Una RTX 5090 da 96 GB di VRAM è apparsa su Alibaba a meno di 4.000 dollari. Non è un prodotto ufficiale Nvidia: si tratta di una modifica realizzata in Cina che porta la memoria della scheda a tre volte quella del modello standard. La notizia, segnalata su Reddit, è più di una curiosità hardware: mette in fila due tendenze che riguardano chi lavora con LLM on-premise e self-hosted.

La prima è la domanda di VRAM a basso costo. Per l'inference locale, la quantità di memoria video è il vincolo principale: se il modello e il contesto non entrano nella VRAM, il sistema deve ricorrere a offloading su RAM o CPU, con perdita di throughput. Una scheda consumer con 96 GB cambia i conti per chi vuole sperimentare modelli di grandi dimensioni o mantenere la quantization in FP16/INT8 senza sacrificare la finestra di contesto. Il fatto che il prezzo sia indicato sotto i 4.000 dollari, circa il 65% del costo che la fonte attribuisce alla scheda originale, rende l'acquisto allettante per piccoli laboratori, ricercatori indipendenti e team che vogliono evitare i costi del cloud.

La seconda tendenza è la risposta del mercato grigio a una segmentazione ufficiale che lascia scoperto il livello intermedio. Nvidia separa nettamente le GPU consumer dalle workstation e dalle soluzioni data center. Chi ha bisogno di molta VRAM oggi deve spostarsi su prodotti con prezzi elevati e canali enterprise. La modifica cinese aggira questa barriera, mostrando che esiste una domanda reale per hardware ad alta capacità a prezzo accessibile. Non è un dettaglio: se questa domanda continua a crescere, il mercato non ufficiale può diventare una valvola di sfogo, oppure spingere i vendor a rivedere i listini e le configurazioni.

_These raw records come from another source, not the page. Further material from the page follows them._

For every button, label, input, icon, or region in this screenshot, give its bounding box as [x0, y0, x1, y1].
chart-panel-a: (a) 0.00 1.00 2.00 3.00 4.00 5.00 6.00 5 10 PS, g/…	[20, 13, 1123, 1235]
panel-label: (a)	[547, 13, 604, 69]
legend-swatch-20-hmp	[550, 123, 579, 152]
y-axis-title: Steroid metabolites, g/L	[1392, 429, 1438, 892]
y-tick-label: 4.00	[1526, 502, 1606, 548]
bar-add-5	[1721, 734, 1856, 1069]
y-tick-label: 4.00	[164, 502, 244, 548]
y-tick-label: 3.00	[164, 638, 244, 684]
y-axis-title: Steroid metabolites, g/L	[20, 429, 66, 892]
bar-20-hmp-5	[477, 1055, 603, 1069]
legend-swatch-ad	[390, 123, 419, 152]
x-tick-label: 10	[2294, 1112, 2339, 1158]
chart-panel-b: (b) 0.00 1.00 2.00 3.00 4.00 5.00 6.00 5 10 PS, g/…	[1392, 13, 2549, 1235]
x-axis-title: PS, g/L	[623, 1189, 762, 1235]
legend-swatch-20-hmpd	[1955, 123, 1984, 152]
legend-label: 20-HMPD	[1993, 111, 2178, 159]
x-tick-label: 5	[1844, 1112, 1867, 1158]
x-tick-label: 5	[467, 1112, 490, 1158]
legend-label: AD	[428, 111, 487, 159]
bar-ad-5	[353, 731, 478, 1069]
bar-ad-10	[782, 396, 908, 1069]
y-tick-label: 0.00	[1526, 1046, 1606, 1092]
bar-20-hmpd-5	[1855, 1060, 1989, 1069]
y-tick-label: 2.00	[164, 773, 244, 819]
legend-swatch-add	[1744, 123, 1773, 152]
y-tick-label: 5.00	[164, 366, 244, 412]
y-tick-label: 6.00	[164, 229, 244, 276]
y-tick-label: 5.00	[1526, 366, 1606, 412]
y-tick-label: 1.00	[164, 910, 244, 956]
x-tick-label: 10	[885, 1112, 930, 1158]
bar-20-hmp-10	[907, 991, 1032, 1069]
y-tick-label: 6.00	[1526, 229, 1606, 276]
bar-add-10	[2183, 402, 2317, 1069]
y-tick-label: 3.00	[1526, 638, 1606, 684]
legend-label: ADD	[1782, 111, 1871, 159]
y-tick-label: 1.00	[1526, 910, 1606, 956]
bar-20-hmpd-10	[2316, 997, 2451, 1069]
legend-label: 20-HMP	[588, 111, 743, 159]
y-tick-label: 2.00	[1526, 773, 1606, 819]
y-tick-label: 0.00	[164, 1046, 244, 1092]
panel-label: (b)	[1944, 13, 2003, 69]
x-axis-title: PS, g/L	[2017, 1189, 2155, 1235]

I rischi, però, sono strutturali. Una scheda modificata non ha garanzia, non riceve driver certificati, può avere problemi di alimentazione, raffreddamento e stabilità nel tempo. Per chi la usa in un contesto produttivo, il risparmio iniziale va confrontato con il Total Cost of Ownership: un guasto non coperto, la mancanza di aggiornamenti di sicurezza o la difficoltà di reperire ricambi possono azzerare il vantaggio. Inoltre, un componente non tracciabile dentro un'infrastruttura aziendale solleva questioni di conformità e di supply chain. Per chi valuta deployment on-premise, AI-RADAR offre su /llm-onpremise framework analitici per pesare questi trade-off, ma il nodo resta la sostenibilità dell'hardware non ufficiale.

Il punto strutturale è che il mercato sta inviando un segnale chiaro: l'AI locale non è solo una questione di software. La disponibilità di memoria video a basso costo è un abilitatore. Le modifiche come questa RTX 5090 a 96 GB nascono da un bisogno reale e, finché il canale ufficiale non offrirà alternative comparabili, continueranno ad attrarre chi è disposto a tollerare il rischio. La domanda aperta non è se la card funzioni, ma quale costo nascosto si porta dietro.